Александра Сергеевна и Агриппина Фотиевна ушли от Ефросиньи Алексеевны в разодранных чувствах.

— Можешь не сомневаться, что Прошка тогда уйдет к своей Ксении, — пророчествовала Агриппина Фотиевна. — А она его примет, все-таки это будет его ребенок.

— Да мне плевать кто кого примет, кто чей ребенок, и кто куда уйдет! Просто... от людей-то правды не скроешь. Так ведь?

— Да, люди со временем все узнают.

— Со временем... В том-то и дело, что вырастет этот ребенок и со временем придет ко мне. «Что же ты, — скажет, — за мать, что отказалась от меня...» Нет, уж пусть живет...

Возможно, бог не зря послал ей этого ребенка? Саша уже поняла, что если его рождение записать на 1930 год, то это еще надежнее спрячет ее от преследователей, еще пуще собьет их со следа.

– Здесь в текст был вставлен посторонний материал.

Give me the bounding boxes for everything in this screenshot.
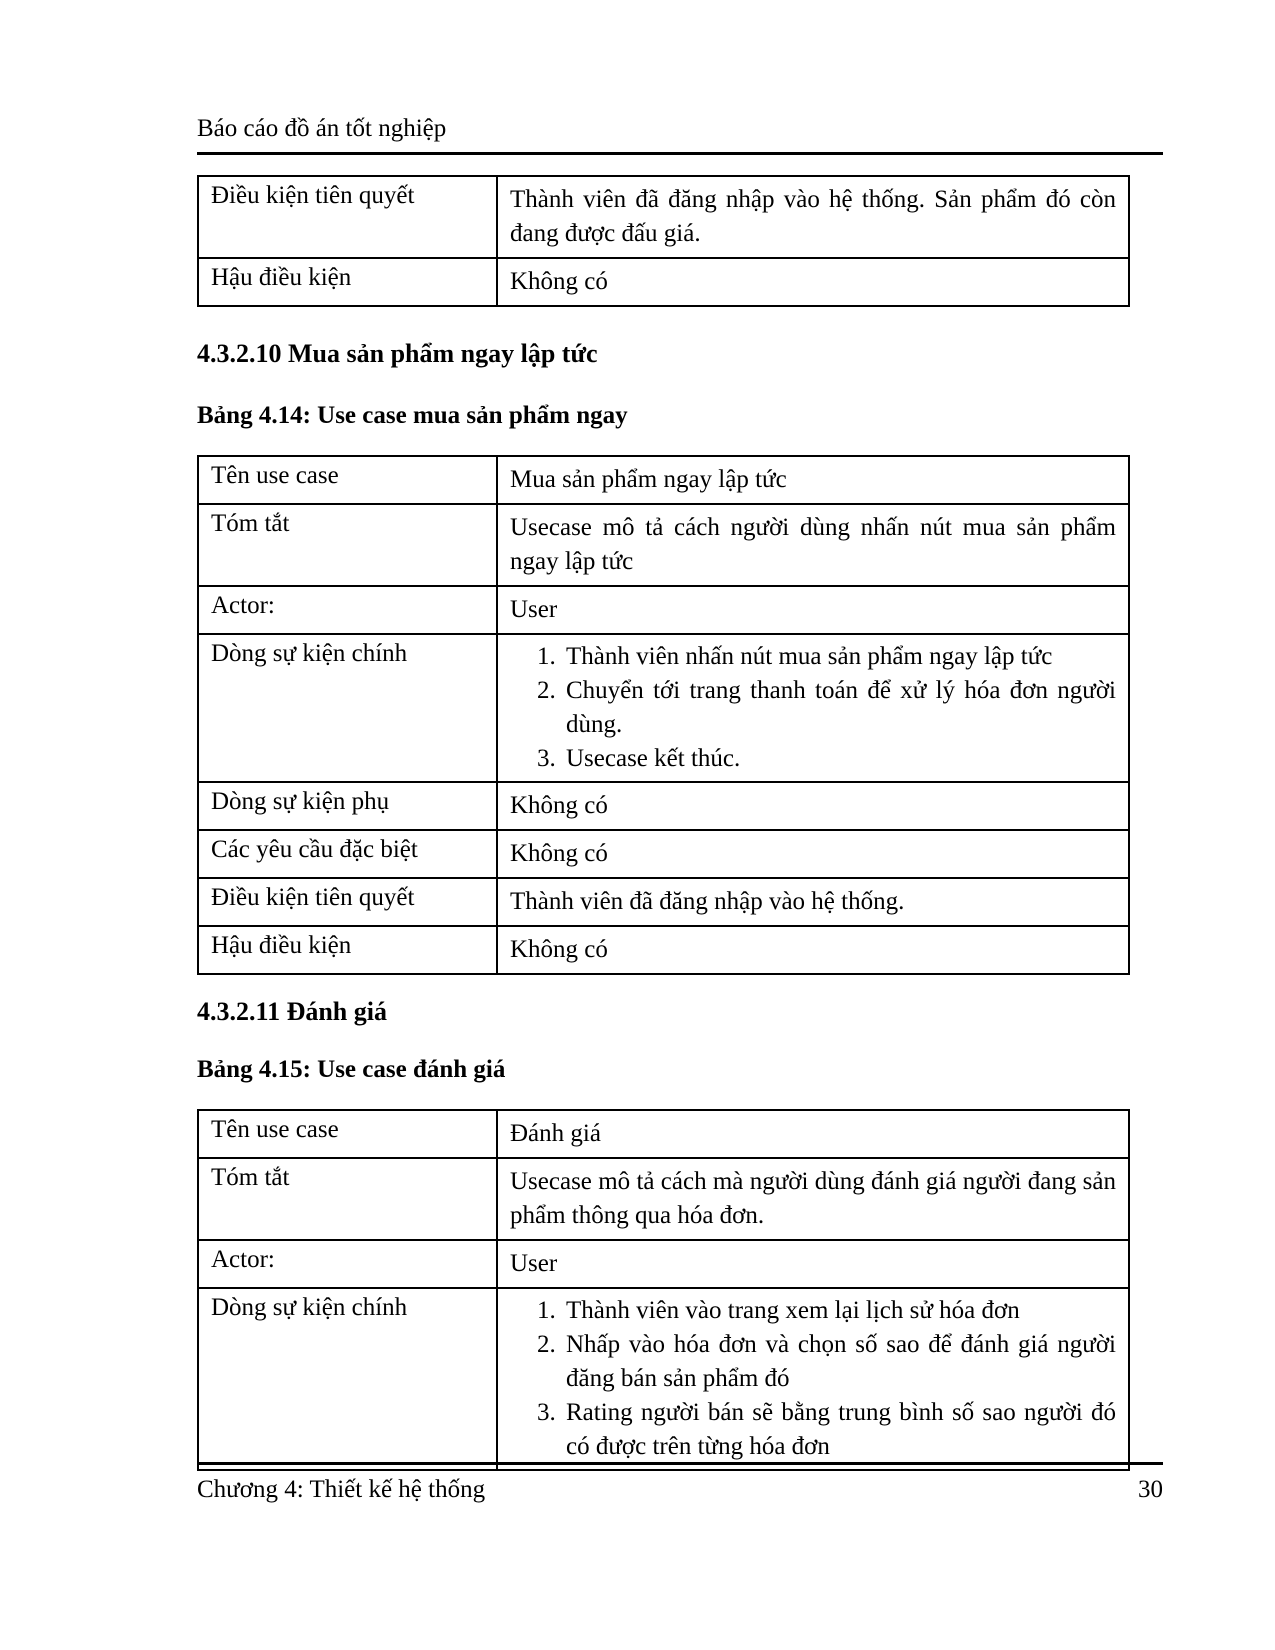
event-flow-list [510,640,1116,776]
row-text: Không có [510,840,608,867]
row-label-cell: Tên use case [198,1110,497,1158]
event-flow-item: 2. Chuyển tới trang thanh toán để xử lý hóa đơn người dùng. [562,674,1116,742]
table-row [198,504,1129,586]
table-row [198,456,1129,504]
table-row [198,586,1129,634]
table-row [198,634,1129,782]
row-label-cell: Dòng sự kiện chính [198,634,497,782]
row-content-cell [497,878,1129,926]
section-heading-rating: 4.3.2.11 Đánh giá [197,997,387,1026]
row-label-cell: Tóm tắt [198,504,497,586]
row-label-cell: Các yêu cầu đặc biệt [198,830,497,878]
row-label-cell: Điều kiện tiên quyết [198,176,497,258]
row-content-cell [497,634,1129,782]
event-flow-item: 3. Rating người bán sẽ bằng trung bình số sao người đó có được trên từng hóa đơn [562,1396,1116,1464]
row-label-cell: Hậu điều kiện [198,258,497,306]
table-row [198,1110,1129,1158]
table-row [198,258,1129,306]
section-heading-buy-now: 4.3.2.10 Mua sản phẩm ngay lập tức [197,339,598,368]
row-content-cell [497,504,1129,586]
table-row [198,176,1129,258]
row-content-cell [497,926,1129,974]
row-label-cell: Actor: [198,1240,497,1288]
table-row [198,830,1129,878]
usecase-table-partial [197,175,1130,307]
row-text: Usecase mô tả cách mà người dùng đánh giá người đang sản phẩm thông qua hóa đơn. [510,1168,1116,1229]
row-content-cell [497,456,1129,504]
row-content-cell [497,1240,1129,1288]
table-caption-4-14: Bảng 4.14: Use case mua sản phẩm ngay [197,402,628,429]
row-content-cell [497,586,1129,634]
row-text: Không có [510,268,608,295]
row-text: User [510,1250,558,1277]
row-content-cell [497,1158,1129,1240]
row-text: Đánh giá [510,1120,601,1147]
event-flow-item: 1. Thành viên nhấn nút mua sản phẩm ngay lập tức [562,640,1116,674]
event-flow-item: 2. Nhấp vào hóa đơn và chọn số sao để đánh giá người đăng bán sản phẩm đó [562,1328,1116,1396]
table-row [198,878,1129,926]
row-label-cell: Actor: [198,586,497,634]
event-flow-list [510,1294,1116,1464]
row-label-cell: Tên use case [198,456,497,504]
row-text: Thành viên đã đăng nhập vào hệ thống. Sản phẩm đó còn đang được đấu giá. [510,186,1116,247]
event-flow-item: 3. Usecase kết thúc. [562,742,1116,776]
row-content-cell [497,258,1129,306]
page-number: 30 [1138,1476,1163,1503]
row-text: User [510,596,558,623]
row-text: Không có [510,936,608,963]
table-row [198,1240,1129,1288]
row-content-cell [497,1110,1129,1158]
row-text: Thành viên đã đăng nhập vào hệ thống. [510,888,905,915]
row-text: Usecase mô tả cách người dùng nhấn nút mua sản phẩm ngay lập tức [510,514,1116,575]
usecase-table-rating [197,1109,1130,1471]
row-content-cell [497,830,1129,878]
page-content [197,112,1163,1471]
row-label-cell: Hậu điều kiện [198,926,497,974]
table-row [198,926,1129,974]
table-row [198,1288,1129,1470]
row-text: Mua sản phẩm ngay lập tức [510,466,787,493]
table-caption-4-15: Bảng 4.15: Use case đánh giá [197,1056,506,1083]
table-row [198,1158,1129,1240]
row-label-cell: Dòng sự kiện phụ [198,782,497,830]
page-footer [197,1462,1163,1506]
row-text: Không có [510,792,608,819]
row-content-cell [497,1288,1129,1470]
row-label-cell: Tóm tắt [198,1158,497,1240]
row-label-cell: Dòng sự kiện chính [198,1288,497,1470]
footer-chapter-label: Chương 4: Thiết kế hệ thống [197,1476,486,1503]
table-row [198,782,1129,830]
event-flow-item: 1. Thành viên vào trang xem lại lịch sử hóa đơn [562,1294,1116,1328]
row-content-cell [497,782,1129,830]
row-label-cell: Điều kiện tiên quyết [198,878,497,926]
usecase-table-buy-now [197,455,1130,975]
running-header: Báo cáo đồ án tốt nghiệp [197,112,1163,155]
row-content-cell [497,176,1129,258]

С помощью еще одной золотой булавки она провернула это дело, так что ни Агриппина Фотиевна, ни тем более Прошка никогда не узнали, что ее сыну Георгию, рожденному в 1933-м году, в документах она приписала три года. До поры до времени не знал об этом и сам виновник истории. Только ее старшие дети, Павлушины, знали правду, но они понимали, что это продолжение тайны о Багдаде, об их отце... А значит, это табу. О той тайне — молчок.

Судьба Людмилы

Пока Александра Сергеевна колотилась со своей беременностью да с новой хатой, пока донашивала ребенка, к которому постепенно привыкала, ее дочь Людмила выросла и отметила свое 18-летие, а затем устроилась работать на Славгородский механический завод «Прогресс», входивший в Синельниковский райпромкомбинат. Кем — неизвестно. Да это в свете дальнейшего и неважно.

Как взрослая самостоятельная девушка, тем более, все меньше и меньше получающая внимания от матери, вышедшей замуж за пьяницу и погрязшей с ним в нездоровых отношениях, она стремилась уйти в свою жизнь. Днем заводила знакомства на работе, а вечерами бегала в клуб, где собиралась молодежь, играла в игры, веселилась, где звучал баян и можно было потанцевать.

Видимо, именно там она встретила некого Ивана Мазура, белорусского еврея. Когда и как он попал в Славгород, чем занимался?.. Совсем недавно обо всем этом рассказывала автору этих строк ее мама Прасковья Яковлевна Николенко, но... Вовремя эти сведения записаны не были, а затем забылись. Помнится только, что он то уезжал из Славгорода, то возвращался, а то даже, уже после разрыва отношений с Людмилой, женился на одной местной женщине, но прожил с ней недолго, и наконец, перед войной совсем уехал. Возможно, погиб в огне войны. Был он невысокого роста, шустренький, скорее пронырливый. Внешность имел несолидную, больше похож был на босяка, закоренелого уличного забияку. И все выходки у него были, соответственно, блатные. Короче, мерзкий тип.